Industrial production is following a similar path already outlined in payroll employment (May 8 post) and the ISM manufacturing and non-manufacturing surveys (May 5 post). After monthly declines averaging -0.8% in the fourth quarter and a doubling to -1.6% in the first quarter, April showed a decline of just -0.5% -- less than half the size of each of the last five months.
Moreover, manufacturing production showed stronger improvement with just an -0.3% April decline after an average monthly drop of -1.6% over the last half year.
Somewhat surprisingly, auto production is aiding the improvement with a third monthly gain after the stunning forth quarter decline and the gargantuan -26% plunge in January. Non-auto manufacturing output continues to decline but also at a slower pace than at year end.

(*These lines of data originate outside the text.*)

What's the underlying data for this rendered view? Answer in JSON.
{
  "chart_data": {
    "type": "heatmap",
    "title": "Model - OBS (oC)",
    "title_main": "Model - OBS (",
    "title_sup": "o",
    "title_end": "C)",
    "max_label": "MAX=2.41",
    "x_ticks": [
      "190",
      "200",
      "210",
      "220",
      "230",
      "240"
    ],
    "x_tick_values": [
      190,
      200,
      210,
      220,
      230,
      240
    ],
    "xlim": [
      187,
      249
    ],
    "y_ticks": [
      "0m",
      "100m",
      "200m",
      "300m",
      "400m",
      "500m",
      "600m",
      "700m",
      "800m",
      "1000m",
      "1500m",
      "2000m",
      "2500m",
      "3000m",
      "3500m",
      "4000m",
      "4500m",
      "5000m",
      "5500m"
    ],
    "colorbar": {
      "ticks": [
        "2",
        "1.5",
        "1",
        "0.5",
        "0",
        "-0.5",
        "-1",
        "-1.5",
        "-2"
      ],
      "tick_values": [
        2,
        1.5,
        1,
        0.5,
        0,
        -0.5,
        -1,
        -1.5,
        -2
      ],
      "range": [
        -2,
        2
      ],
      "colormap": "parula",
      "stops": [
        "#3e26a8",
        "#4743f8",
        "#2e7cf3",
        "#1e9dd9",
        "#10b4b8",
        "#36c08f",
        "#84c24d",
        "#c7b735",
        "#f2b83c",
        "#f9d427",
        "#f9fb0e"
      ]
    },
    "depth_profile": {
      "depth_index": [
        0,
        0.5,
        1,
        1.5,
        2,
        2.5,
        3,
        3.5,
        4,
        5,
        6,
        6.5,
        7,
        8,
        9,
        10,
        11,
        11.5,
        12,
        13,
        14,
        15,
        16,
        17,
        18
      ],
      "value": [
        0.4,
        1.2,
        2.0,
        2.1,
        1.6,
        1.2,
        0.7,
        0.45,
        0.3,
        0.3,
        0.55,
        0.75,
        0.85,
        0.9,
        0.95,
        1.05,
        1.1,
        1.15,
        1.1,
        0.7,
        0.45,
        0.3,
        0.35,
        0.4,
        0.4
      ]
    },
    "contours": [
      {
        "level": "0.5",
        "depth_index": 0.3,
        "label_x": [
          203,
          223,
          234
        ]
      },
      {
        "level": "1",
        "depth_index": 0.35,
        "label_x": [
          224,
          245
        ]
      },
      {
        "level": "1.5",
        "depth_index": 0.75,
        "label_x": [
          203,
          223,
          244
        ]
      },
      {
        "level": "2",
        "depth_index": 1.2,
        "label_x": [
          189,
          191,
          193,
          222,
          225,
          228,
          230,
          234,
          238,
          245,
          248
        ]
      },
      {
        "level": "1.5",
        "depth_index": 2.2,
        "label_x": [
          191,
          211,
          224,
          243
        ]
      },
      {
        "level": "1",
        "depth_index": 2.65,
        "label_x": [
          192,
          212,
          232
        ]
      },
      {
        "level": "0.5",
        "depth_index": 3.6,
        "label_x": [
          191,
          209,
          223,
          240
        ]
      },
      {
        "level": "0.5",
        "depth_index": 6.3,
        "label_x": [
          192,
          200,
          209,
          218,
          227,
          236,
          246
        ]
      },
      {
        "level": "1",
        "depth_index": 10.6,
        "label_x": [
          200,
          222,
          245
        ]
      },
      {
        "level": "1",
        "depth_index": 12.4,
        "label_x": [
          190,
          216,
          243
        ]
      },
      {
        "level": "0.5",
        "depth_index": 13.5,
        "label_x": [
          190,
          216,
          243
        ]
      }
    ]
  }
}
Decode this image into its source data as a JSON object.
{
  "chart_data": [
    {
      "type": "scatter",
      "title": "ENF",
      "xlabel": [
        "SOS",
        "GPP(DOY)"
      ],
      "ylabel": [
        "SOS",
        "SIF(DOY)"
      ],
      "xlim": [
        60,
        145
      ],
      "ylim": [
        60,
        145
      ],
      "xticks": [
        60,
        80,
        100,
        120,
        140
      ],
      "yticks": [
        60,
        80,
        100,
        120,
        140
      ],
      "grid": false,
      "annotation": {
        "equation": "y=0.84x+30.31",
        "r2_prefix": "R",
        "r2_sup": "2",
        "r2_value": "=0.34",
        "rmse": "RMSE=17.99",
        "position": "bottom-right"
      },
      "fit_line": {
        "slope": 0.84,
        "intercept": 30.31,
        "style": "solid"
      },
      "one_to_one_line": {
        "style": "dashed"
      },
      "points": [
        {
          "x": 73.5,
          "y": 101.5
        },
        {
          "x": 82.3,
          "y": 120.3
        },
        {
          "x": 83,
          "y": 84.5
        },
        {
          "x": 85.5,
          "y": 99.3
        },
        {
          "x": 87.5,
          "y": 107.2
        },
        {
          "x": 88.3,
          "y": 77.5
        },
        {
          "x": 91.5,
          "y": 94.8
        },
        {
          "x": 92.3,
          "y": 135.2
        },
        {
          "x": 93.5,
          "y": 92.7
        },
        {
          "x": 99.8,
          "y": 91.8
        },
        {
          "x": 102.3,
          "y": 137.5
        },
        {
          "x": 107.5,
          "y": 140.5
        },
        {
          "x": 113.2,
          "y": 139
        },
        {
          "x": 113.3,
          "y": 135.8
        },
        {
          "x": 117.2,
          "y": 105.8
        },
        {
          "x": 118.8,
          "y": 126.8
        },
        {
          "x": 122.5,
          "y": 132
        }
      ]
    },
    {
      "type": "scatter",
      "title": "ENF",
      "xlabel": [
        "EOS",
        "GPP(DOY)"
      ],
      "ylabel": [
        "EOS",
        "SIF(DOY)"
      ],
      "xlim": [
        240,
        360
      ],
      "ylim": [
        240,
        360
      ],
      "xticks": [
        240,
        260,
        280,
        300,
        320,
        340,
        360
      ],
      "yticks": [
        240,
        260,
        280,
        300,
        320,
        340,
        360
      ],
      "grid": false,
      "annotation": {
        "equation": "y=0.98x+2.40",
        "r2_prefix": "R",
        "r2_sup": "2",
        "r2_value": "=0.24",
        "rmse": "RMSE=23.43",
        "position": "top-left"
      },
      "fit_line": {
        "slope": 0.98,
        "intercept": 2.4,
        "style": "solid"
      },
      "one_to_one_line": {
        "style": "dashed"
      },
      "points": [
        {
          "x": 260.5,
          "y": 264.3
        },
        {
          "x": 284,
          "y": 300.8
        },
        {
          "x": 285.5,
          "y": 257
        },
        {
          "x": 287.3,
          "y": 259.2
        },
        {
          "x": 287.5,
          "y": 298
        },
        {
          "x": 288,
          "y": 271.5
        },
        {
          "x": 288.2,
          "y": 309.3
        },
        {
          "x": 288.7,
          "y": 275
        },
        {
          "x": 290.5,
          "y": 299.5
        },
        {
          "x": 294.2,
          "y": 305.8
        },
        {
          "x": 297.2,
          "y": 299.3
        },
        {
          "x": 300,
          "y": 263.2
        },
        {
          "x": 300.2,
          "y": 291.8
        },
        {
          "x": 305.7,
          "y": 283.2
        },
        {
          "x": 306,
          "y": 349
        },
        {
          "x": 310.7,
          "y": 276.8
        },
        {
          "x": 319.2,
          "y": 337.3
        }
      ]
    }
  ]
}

The smaller declines are consistent with improvement in the ISM manufacturing index after bottoming in December. The April production index was far bettered by the forward looking new orders index which reached 47.2 -- still below the 50 mark which marks flat growth (read stability) but nearing it.
In past comments (i.e. Telling Economic Indicators) I've reviewed the importance of industrial production as a key indicator of the economy. The National Bureau of Economic Research uses industrial production and three other indicators (i.e. payrolls, income and sales) to gauge when the economy is in recession. Income and sales showed gains in March.